A nearly forgotten Capcom fighter known as Muscle Bomber in Japan, Saturday Night Slam Masters and its cast has mostly fallen by the wayside. Save for Mike Haggar from Final Fight, none of the characters have appeared in other Capcom fighters. And that’s a shame, really, because if quality were determined by the strangeness of their names, then these guys would be regulars. Often, the Japanese names are loonier. Take, for instance, the character known in the U.S. as Alexander the Grater — that’s right: Grater and not Greater. In Japan, he’s Sheep the Royal. The guy the English version of the game calls King Rasta Mon is known in Japan as Missing IQ Gomes. That’s not to say that some of the American appellations aren’t uniformly better. The series protagonist, known in Japan as Aleksey Zalazof got saddled with the name Biff Slamkovich in the U.S. Similarly, the rotund Kimala the Bouncer was renamed Jumbo the Flapjack, which is evocative, if nothing else.
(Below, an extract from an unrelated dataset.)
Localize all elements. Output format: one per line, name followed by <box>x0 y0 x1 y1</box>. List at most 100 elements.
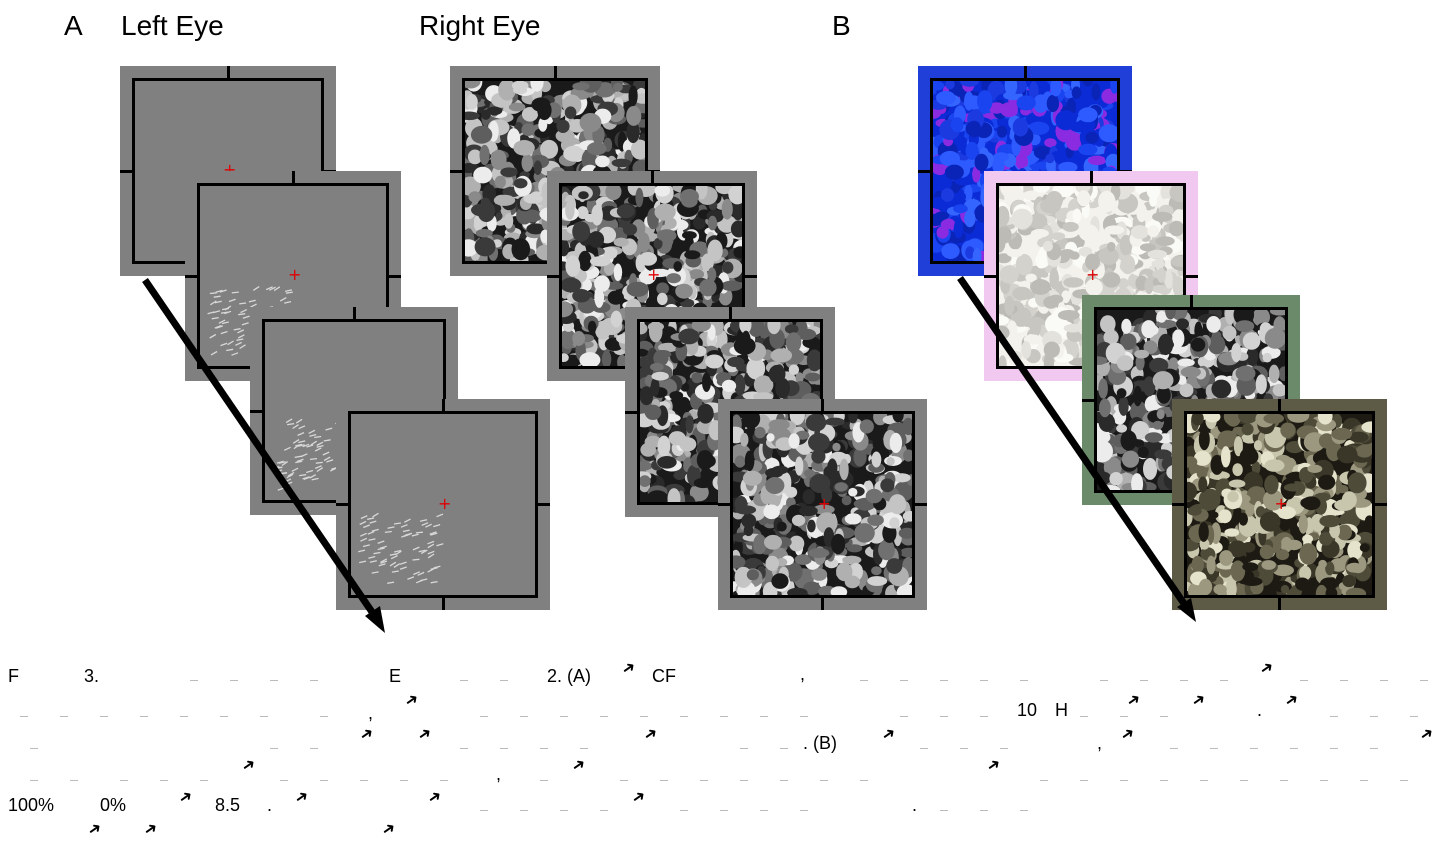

And that’s it. I honestly never would have expected that this article would have grown to such an unwieldy length, but it did — and now I can say that it represents literally everything I can think of to say about words in video games. I’m sure there’s stuff I’m missing, and I fully expect the kind of people who will read this thing through to tell me what significant bits I missed. Please do. I hope that, other than proving that this much can be written on the subject of video games and etymology, I’ve demonstrated that video games are just as wired into every other facet of culture as any other medium. They may not be held in as high regard as literature or film or music, but they draw on the same sources, even though you might not expect them to do so.